If you have never been addressed as sir‚ by men with crossed swords on their shoulders, you have missed out on one of the pleasures of life.

Perhaps, the nicest part was that most of them seemed to be clever young men with their heads screwed on right. They think clear, talk sense and mean business. And their chief, General Musharraf, has a manner and body language which is easy and confident, and the air of a man who knows where he's at. It is a good and hopeful sign, and if it is giving some ancient political types sleepless nights and butterflies in the stomach, it is no skin off my nose.

Meanwhile, to keep ourselves amused, we have an old trick, we start rumours. The latest is a bit of a lark! For the past weeks, word has been going round that a new ordinance is in the offing which stipulates that henceforth - wait for it - that a month will consist of 36 days!

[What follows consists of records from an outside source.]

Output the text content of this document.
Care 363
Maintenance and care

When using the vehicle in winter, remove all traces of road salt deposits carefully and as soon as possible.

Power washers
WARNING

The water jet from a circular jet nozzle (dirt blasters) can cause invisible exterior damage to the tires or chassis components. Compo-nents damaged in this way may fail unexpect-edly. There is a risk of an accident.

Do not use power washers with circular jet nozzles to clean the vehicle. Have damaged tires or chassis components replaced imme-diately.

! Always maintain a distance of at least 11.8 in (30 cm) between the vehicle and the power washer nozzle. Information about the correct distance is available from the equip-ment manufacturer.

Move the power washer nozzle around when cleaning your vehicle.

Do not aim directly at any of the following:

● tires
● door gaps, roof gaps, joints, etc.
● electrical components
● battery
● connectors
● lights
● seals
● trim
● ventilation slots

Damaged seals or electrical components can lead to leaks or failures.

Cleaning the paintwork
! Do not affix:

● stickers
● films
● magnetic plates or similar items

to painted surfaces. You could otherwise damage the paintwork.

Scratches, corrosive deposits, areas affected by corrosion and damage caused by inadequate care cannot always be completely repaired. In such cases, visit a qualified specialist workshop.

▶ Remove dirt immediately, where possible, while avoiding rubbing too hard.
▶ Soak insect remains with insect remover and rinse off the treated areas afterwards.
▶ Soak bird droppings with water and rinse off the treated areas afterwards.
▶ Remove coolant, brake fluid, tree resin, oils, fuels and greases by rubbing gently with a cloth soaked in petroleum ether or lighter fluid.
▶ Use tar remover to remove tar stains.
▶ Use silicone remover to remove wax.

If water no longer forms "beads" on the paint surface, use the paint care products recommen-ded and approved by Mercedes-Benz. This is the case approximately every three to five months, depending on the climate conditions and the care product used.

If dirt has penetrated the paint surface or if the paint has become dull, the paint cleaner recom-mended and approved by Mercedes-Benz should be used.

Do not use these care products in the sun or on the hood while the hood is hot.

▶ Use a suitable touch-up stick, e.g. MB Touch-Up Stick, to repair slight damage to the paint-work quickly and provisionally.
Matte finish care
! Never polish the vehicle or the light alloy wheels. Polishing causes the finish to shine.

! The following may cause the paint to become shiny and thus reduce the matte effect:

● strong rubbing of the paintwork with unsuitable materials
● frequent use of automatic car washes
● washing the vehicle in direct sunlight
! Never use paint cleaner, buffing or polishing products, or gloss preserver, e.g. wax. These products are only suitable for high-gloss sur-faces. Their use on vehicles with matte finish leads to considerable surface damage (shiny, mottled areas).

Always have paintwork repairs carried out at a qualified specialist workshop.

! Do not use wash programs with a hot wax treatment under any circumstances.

Every day there is a flurry of calls - always on the mobile phone which cannot be traced - with friends checking if there is anything further on the rumour.

Because it makes a peculiar kind of sense, see. In these times of accountability and thrift, some petty bureaucrat could easily make a name and come up with the bright idea to pay people 30 days worth of salary for 36 days of work. And the number 36 makes sense also because it can be divided by 2, 3, 4, 6, 9, and 18. There are still people around who haven't forgiven mankind for the decimal system based on 10.

They insist that the number system should have the base 12 which is divisible by more numbers. They have had their comeuppance in the binary system of the computer world which isn't divisible by anything! Division, and maths in general, make trouble for lots of people you see.

The ratio between the circumference and the diameter of a circle, any circle, is a fixed number called by the Greek letter ?, and it is an endless decimal beginning 3.1415..! It is a peculiar number, but extremely useful in maths. In at least one State of the US, it is probably Nebraska, some people must have been really miffed because they passed an actual State Law, still on the books, that in their State ? would be 3! And forget maths!

In fact, I am inspired by the whole caboodle, and am contemplating starting my own neat little rumour. Not only are they about to declare a 36-day month, but, to go with it, they are also going to impose a 360-day year! Imagine how we could thumb our noses at the Bank and the IMF if we only had to pay ten monthly salaries a year.

This year thing is a bit of a mess anyway and could do with a bit of fiddling. There are all these silly months with different numbers of days. And all because of that pair of megalomaniacs Julius and Augustus Caesar. We were happy enough with ten months, with the last called December, or tenth. And they had to put in two more named after each of them, July and August.

And then they had to borrow extra days to make their months 31 days long each, which left February with a miserly 28.

Actually that was not all bad, because as a friend once pointed out, "It is a good thing Augustus decided to name one month after himself. Just imagine we could have been stuck with the sequence May, Juna, July, Amitabh Bachchan, September...!" Ridiculous!